Second, SEC. 102 sets up a pilot program to help commercial fishing vessels transition away from 100% petroleum fuels. This program offers loans for building new alternative fuel boats, retrofitting old ones, and building the necessary shoreside infrastructure (like charging stations). This is a forward-looking provision that aims to reduce operating costs for fishermen and lower the industry's environmental footprint.

Building the Workforce and Mapping the Coast

Beyond the infrastructure and finance, the bill invests heavily in people and data.

  • Maritime Jobs: SEC. 401 establishes a new Maritime Workforce Grant Program, authorizing $25 million annually for training, recruiting, and educating people for maritime careers. Crucially, at least 25% of this money must be allocated to applicants in rural areas, ensuring that coastal communities benefit directly from the job training.

  • Safety First: SEC. 402 increases funding for fishing vessel safety programs from $3 million to $6 million annually for 2026 and 2027. It also mandates that safety training must now specifically address behavioral and physical health risks, including substance use disorder and worker fatigue. This acknowledges the demanding and often dangerous nature of the work and provides necessary support for the crew.

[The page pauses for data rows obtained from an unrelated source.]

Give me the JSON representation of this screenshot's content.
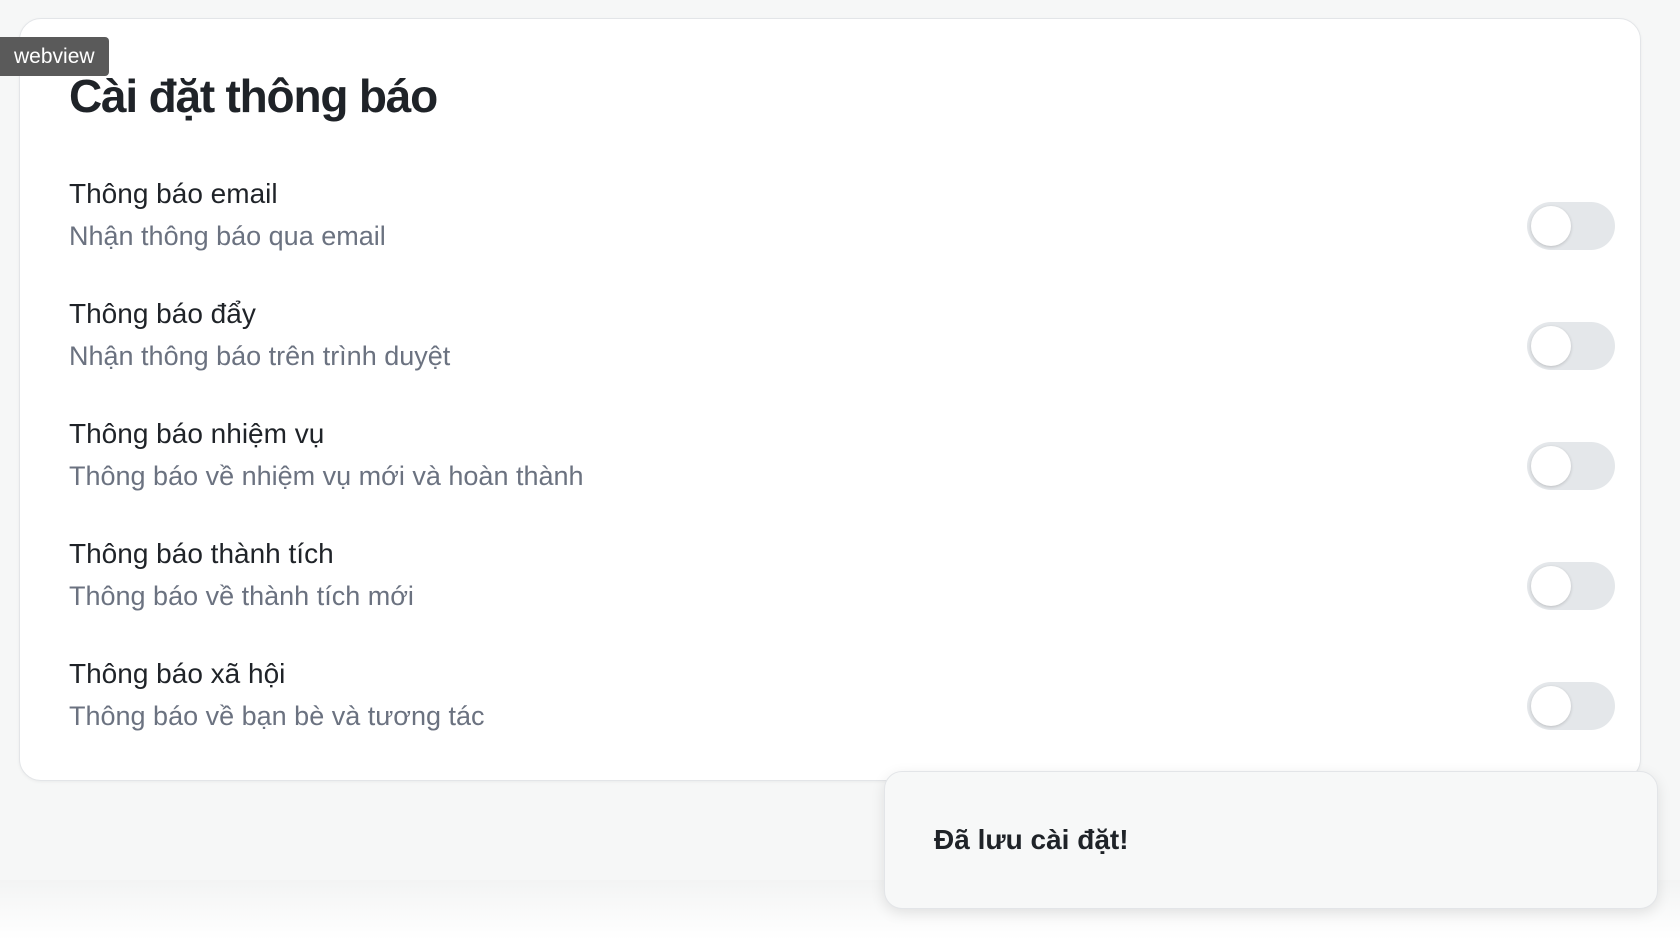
{
  "tab_label": "webview",
  "page": {
    "title": "Cài đặt thông báo"
  },
  "settings": [
    {
      "title": "Thông báo email",
      "description": "Nhận thông báo qua email",
      "enabled": false
    },
    {
      "title": "Thông báo đẩy",
      "description": "Nhận thông báo trên trình duyệt",
      "enabled": false
    },
    {
      "title": "Thông báo nhiệm vụ",
      "description": "Thông báo về nhiệm vụ mới và hoàn thành",
      "enabled": false
    },
    {
      "title": "Thông báo thành tích",
      "description": "Thông báo về thành tích mới",
      "enabled": false
    },
    {
      "title": "Thông báo xã hội",
      "description": "Thông báo về bạn bè và tương tác",
      "enabled": false
    }
  ],
  "toast": {
    "message": "Đã lưu cài đặt!"
  },
  "colors": {
    "toggle_off": "#e4e7ea",
    "description_text": "#6b7280",
    "background": "#f6f7f7"
  }
}
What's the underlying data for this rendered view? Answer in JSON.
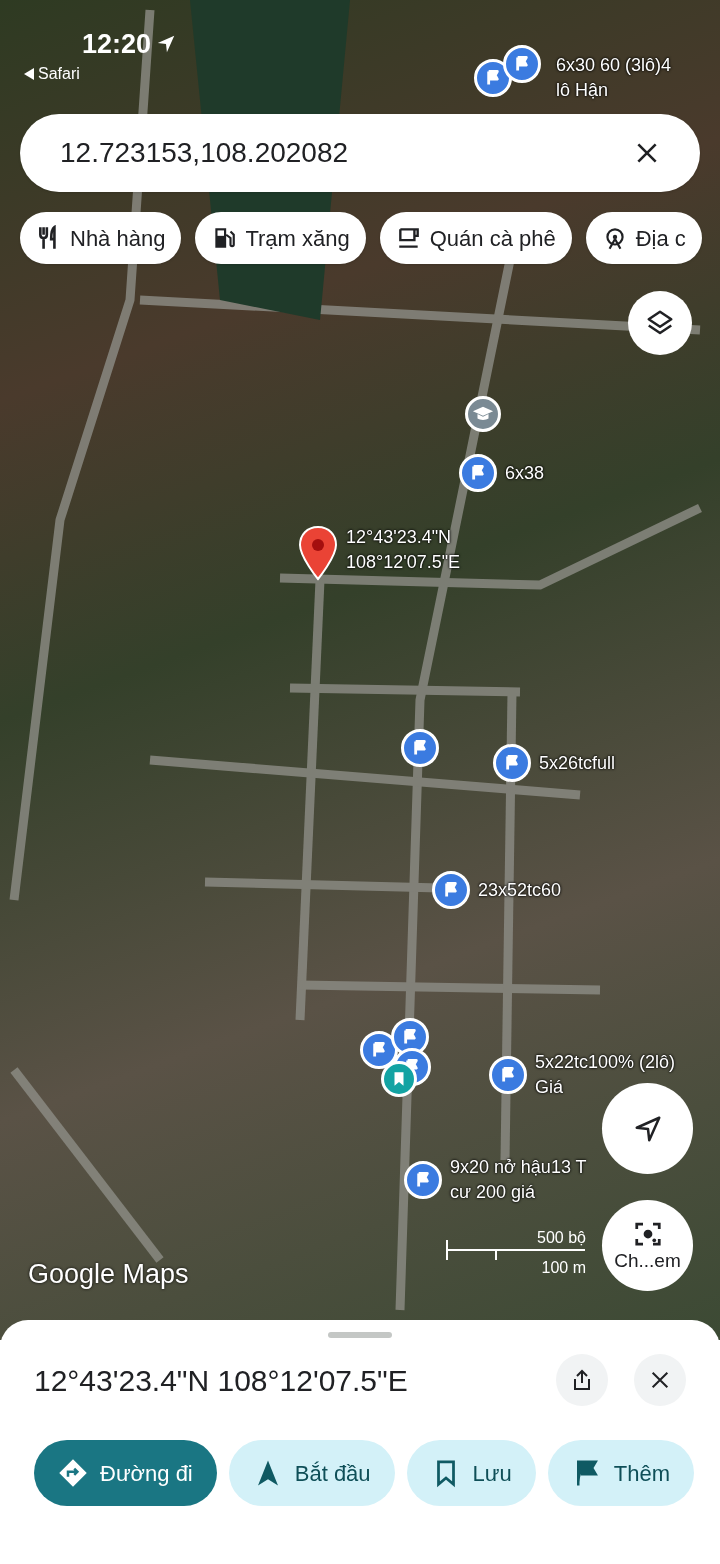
{
  "status_bar": {
    "time": "12:20",
    "back_app": "Safari"
  },
  "search": {
    "value": "12.723153,108.202082"
  },
  "chips": [
    {
      "kind": "restaurant",
      "label": "Nhà hàng"
    },
    {
      "kind": "gas",
      "label": "Trạm xăng"
    },
    {
      "kind": "cafe",
      "label": "Quán cà phê"
    },
    {
      "kind": "attraction",
      "label": "Địa c"
    }
  ],
  "pins": [
    {
      "kind": "flag",
      "label": [
        "6x30 60 (3lô)4",
        "lô Hận"
      ]
    },
    {
      "kind": "flag"
    },
    {
      "kind": "school"
    },
    {
      "kind": "flag",
      "label": [
        "6x38"
      ]
    },
    {
      "kind": "dropped",
      "label": [
        "12°43'23.4\"N",
        "108°12'07.5\"E"
      ]
    },
    {
      "kind": "flag"
    },
    {
      "kind": "flag",
      "label": [
        "5x26tcfull"
      ]
    },
    {
      "kind": "flag",
      "label": [
        "23x52tc60"
      ]
    },
    {
      "kind": "flag"
    },
    {
      "kind": "flag"
    },
    {
      "kind": "flag"
    },
    {
      "kind": "saved"
    },
    {
      "kind": "flag",
      "label": [
        "5x22tc100% (2lô)",
        "Giá"
      ]
    },
    {
      "kind": "flag",
      "label": [
        "9x20 nở hậu13 T",
        "cư 200 giá"
      ]
    }
  ],
  "map_logo": "Google Maps",
  "scale": {
    "imperial": "500 bộ",
    "metric": "100 m"
  },
  "lens_button": "Ch...em",
  "place": {
    "title": "12°43'23.4\"N 108°12'07.5\"E"
  },
  "actions": [
    {
      "kind": "directions",
      "label": "Đường đi",
      "filled": true
    },
    {
      "kind": "start",
      "label": "Bắt đầu",
      "filled": false
    },
    {
      "kind": "save",
      "label": "Lưu",
      "filled": false
    },
    {
      "kind": "label",
      "label": "Thêm",
      "filled": false
    }
  ]
}
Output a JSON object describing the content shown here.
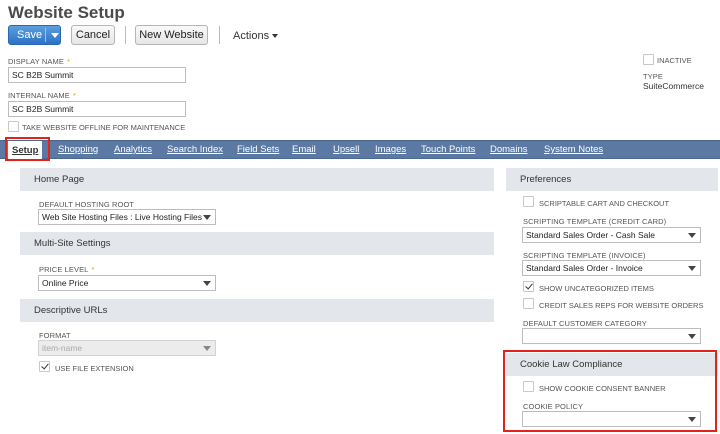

  • Ocean Innovation: Title V establishes "Ocean Innovation Clusters" (SEC. 502), essentially creating regional hubs to promote sustainable economic growth in the “Blue Economy”—everything from offshore wind to mariculture. The goal is to foster collaboration between businesses, universities, and governments to drive innovation and create jobs in the ocean sector.

  • Climate Data: SEC. 513 requires the government to create a detailed national map and inventory of all vegetated coastal ecosystems (like mangroves and marshes) and Great Lakes ecosystems. This map will be used to assess the ecosystems' ability to sequester carbon and act as natural infrastructure against storm surges. For coastal planners, this data is invaluable for figuring out where to spend restoration dollars and how to build climate resilience.

The Fine Print: What to Watch Out For

While this bill is overwhelmingly focused on providing benefits, there are areas to keep an eye on. The new 30% tax credit for hydropower improvements (SEC. 101) is broad, and the transferability of that credit is complex. Taxpayers need to ensure that the improvements claimed truly deliver public benefits and aren't just routine maintenance dressed up as modernization.

Similarly, the power granted to the Secretary of Commerce to designate the new Ocean Innovation Clusters (SEC. 502) is significant. While the bill calls for geographic diversity, the selection process must be transparent to ensure these designations aren't politically driven, but actually go to the groups best positioned to drive fair and sustainable economic growth in their regions.